HoroRL@aol.com wrote:
> Jim:
> In the rossing process or bud isolation process, would it be wise to soak the
> hosta in a cytokinin, e.g., BA, BAP, or NAA, to encourage a "better" bud
> formation?
> Hostally,
> Rich Horowitz
> Stoughton MA
> ---------------------------------------------------------------------
> Rich,

While everyone else is so concerned about "worms" carrying viruses, we
can talk about cytokinins, OK?

The synthetic cytokinins used in tc (or for other uses) in order of
their effectiveness are reported to be:

TDZ> BA or BAP > 2iP > Kinetin > Zeatin. IAA is not a cytokinin but an

It is possible that there is "some" effects in use of cytokinins in
stimulating MORE bud sprouting but I doubt that this is identical to
"better" bud formation...to use your terms.Use of cytokinins is a very
complex subject being researched currently and continually by molecular
biologists and I AM NOT ONE. I do lurk mostly  on the plant tc lineserve
of the Univ. Minn. I am learning more and more on this fascinating
subject and I don't know all the answers you ask. I urge anyone
interested to join and learn along with me.

The influence of soaking isolated buds or rossizing rhizomes is not
known. There was an article in a recent Journal giving some data on use
of BAP in lanolin on sprouting of hosta cultivars. I was not too
impressed that it was anything revolutionary or significantly better
than other know methods.

 The plant's natural response to cutting rhizome tissue appears to me to
be to readjust its levels of natural cytokinins and auxins within the
rhizome tissue so that there is a balance of these two hormones to allow
normal growth to occur the next growing season.
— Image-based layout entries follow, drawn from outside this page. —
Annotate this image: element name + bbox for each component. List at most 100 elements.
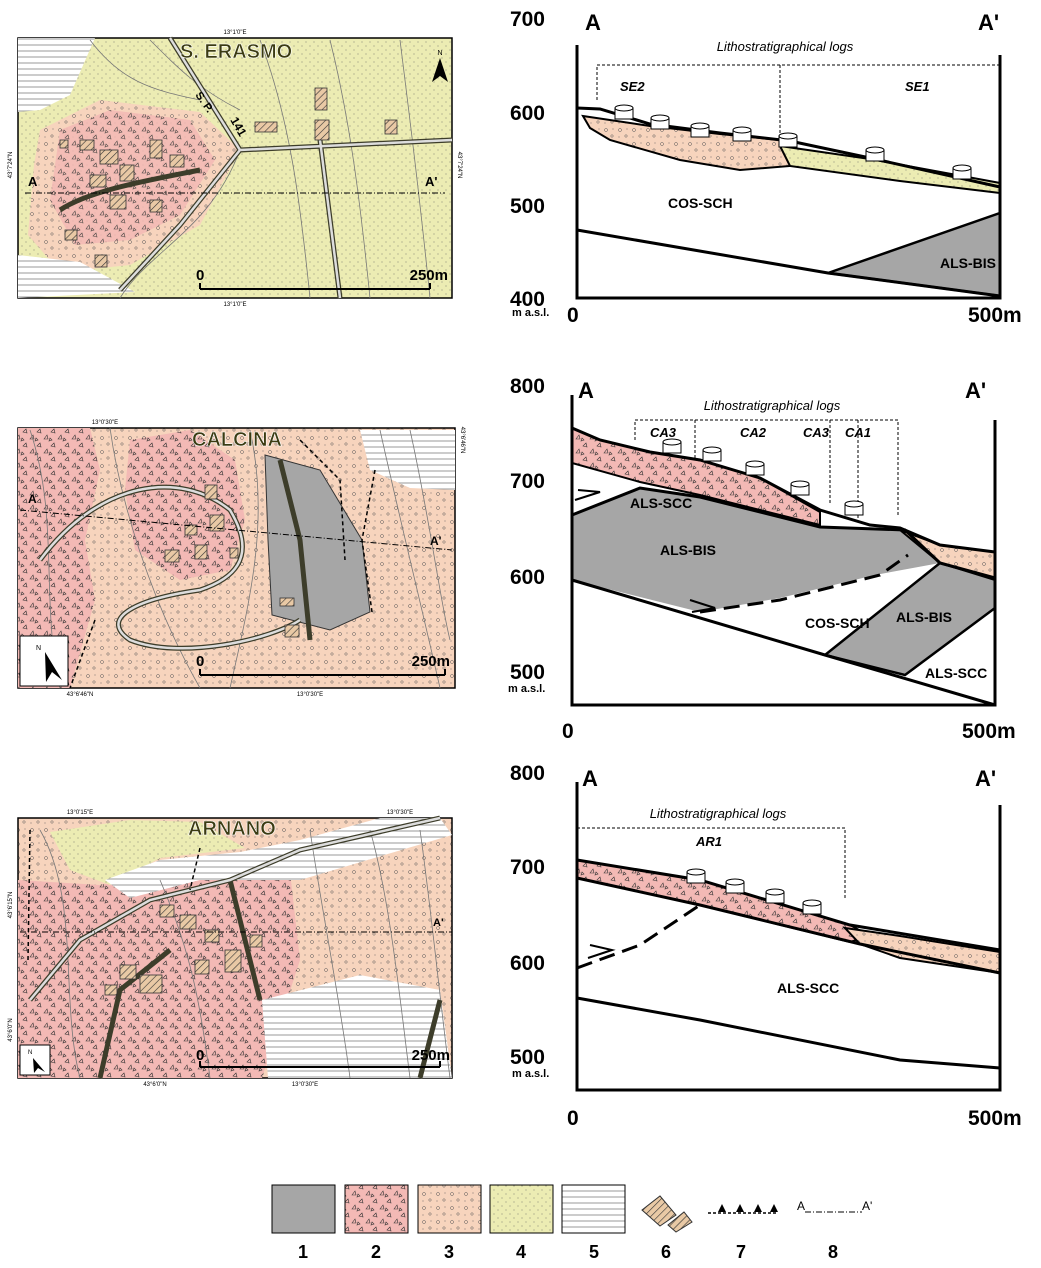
coord-label: 13°0'15"E	[67, 810, 93, 816]
map-arnano-shape	[18, 862, 300, 1078]
scale-label: 0	[196, 267, 204, 284]
coord-label: 43°6'46"N	[459, 427, 465, 454]
section-s-erasmo-shape	[733, 127, 751, 141]
map-s-erasmo-shape-shape	[170, 155, 184, 167]
section-s-erasmo-shape	[615, 105, 633, 119]
x-label: 0	[562, 720, 574, 743]
map-calcina-shape-shape	[165, 550, 179, 562]
log-id: SE1	[905, 79, 930, 94]
legend-shape	[345, 1185, 408, 1233]
y-tick-label: 500	[510, 1046, 545, 1069]
section-arnano-shape	[726, 879, 744, 893]
scale-label: 250m	[412, 653, 450, 670]
coord-label: 43°6'15"N	[8, 892, 14, 919]
map-s-erasmo-shape-shape	[315, 88, 327, 110]
map-s-erasmo-shape-shape	[65, 230, 77, 240]
y-tick-label: 500	[510, 661, 545, 684]
section-end: A	[578, 378, 594, 403]
map-s-erasmo-shape-shape	[150, 140, 162, 158]
coord-label: 13°0'30"E	[387, 810, 413, 816]
x-label: 500m	[968, 304, 1022, 327]
section-arnano-shape	[687, 869, 705, 883]
map-title: S. ERASMO	[180, 41, 292, 63]
map-calcina-shape-shape	[230, 548, 238, 558]
section-s-erasmo-shape	[779, 133, 797, 147]
map-s-erasmo-shape-shape	[95, 255, 107, 267]
y-tick-label: 800	[510, 375, 545, 398]
section-arnano-shape	[577, 860, 870, 942]
section-s-erasmo-shape	[953, 165, 971, 179]
section-s-erasmo-shape	[583, 116, 790, 170]
unit-label: COS-SCH	[805, 615, 870, 631]
unit-label: COS-SCH	[668, 195, 733, 211]
map-arnano-shape-shape	[140, 975, 162, 993]
y-tick-label: 700	[510, 8, 545, 31]
section-end: A	[582, 766, 598, 791]
y-tick-label: 600	[510, 566, 545, 589]
map-s-erasmo-shape-shape	[255, 122, 277, 132]
trace-label: A'	[425, 174, 437, 189]
map-arnano-shape-shape	[180, 915, 196, 929]
section-end: A'	[965, 378, 986, 403]
map-arnano	[18, 818, 452, 1078]
scale-label: 250m	[412, 1047, 450, 1064]
section-calcina-shape	[746, 461, 764, 475]
coord-label: 43°7'24"N	[8, 152, 14, 179]
map-s-erasmo-shape-shape	[385, 120, 397, 134]
map-s-erasmo-shape-shape	[100, 150, 118, 164]
map-s-erasmo-shape-shape	[60, 140, 68, 148]
scale-label: 0	[196, 1047, 204, 1064]
map-s-erasmo-shape-shape	[90, 175, 106, 187]
map-s-erasmo-shape-shape	[110, 195, 126, 209]
legend-shape	[418, 1185, 481, 1233]
y-tick-label: 600	[510, 952, 545, 975]
y-tick-label: 800	[510, 762, 545, 785]
coord-label: 13°1'0"E	[223, 30, 246, 36]
x-label: 500m	[962, 720, 1016, 743]
map-arnano-shape-shape	[160, 905, 174, 917]
north-label: N	[36, 645, 41, 652]
coord-label: 13°0'30"E	[297, 692, 323, 698]
section-arnano-shape	[803, 900, 821, 914]
logs-title: Lithostratigraphical logs	[717, 39, 854, 54]
legend-label: 8	[828, 1242, 838, 1262]
y-tick-label: 600	[510, 102, 545, 125]
section-arnano-shape	[845, 928, 1000, 973]
coord-label: 13°0'30"E	[92, 420, 118, 426]
legend-shape	[718, 1204, 778, 1212]
section-arnano-shape	[577, 998, 1000, 1068]
section-s-erasmo-shape	[651, 115, 669, 129]
section-calcina-shape	[663, 439, 681, 453]
legend-label: 4	[516, 1242, 526, 1262]
map-s-erasmo-shape-shape	[80, 140, 94, 150]
map-calcina-shape-shape	[285, 625, 299, 637]
trace-label: A	[28, 492, 37, 506]
section-arnano-shape	[577, 905, 700, 968]
map-calcina-shape-shape	[205, 485, 217, 499]
map-s-erasmo-shape-shape	[315, 120, 329, 140]
map-title: CALCINA	[192, 429, 282, 451]
map-arnano-shape-shape	[225, 950, 241, 972]
trace-label: A'	[430, 534, 442, 548]
section-s-erasmo-shape	[866, 147, 884, 161]
legend-label: 3	[444, 1242, 454, 1262]
coord-label: 43°6'46"N	[67, 692, 94, 698]
y-tick-label: 700	[510, 856, 545, 879]
legend-label: 6	[661, 1242, 671, 1262]
map-arnano-shape-shape	[195, 960, 209, 974]
map-arnano-shape-shape	[105, 985, 117, 995]
log-id: CA2	[740, 425, 767, 440]
section-arnano-shape	[577, 878, 1000, 973]
unit-label: m a.s.l.	[508, 683, 545, 695]
legend-label: 5	[589, 1242, 599, 1262]
map-arnano-shape-shape	[120, 965, 136, 979]
section-end: A	[585, 10, 601, 35]
section-s-erasmo-shape	[691, 123, 709, 137]
log-id: CA3	[650, 425, 677, 440]
legend-label: 7	[736, 1242, 746, 1262]
map-calcina-shape-shape	[280, 598, 294, 606]
log-id: SE2	[620, 79, 645, 94]
map-s-erasmo-shape-shape	[150, 200, 162, 212]
map-calcina-shape-shape	[185, 525, 197, 535]
legend-shape	[490, 1185, 553, 1233]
One should remember that
high auxin concentrations INHIBITS growth of buds and high
concentrations of cytokinins PROMOTES growth of buds( with all other
factors being optimum or constant). Thus the balance (or ratio) between
cytokinins and auxins is so very important in normal meristem growth.
This is  one of the basic principles involved in development of the best
protocols and techniques  of successful tc micropropagation.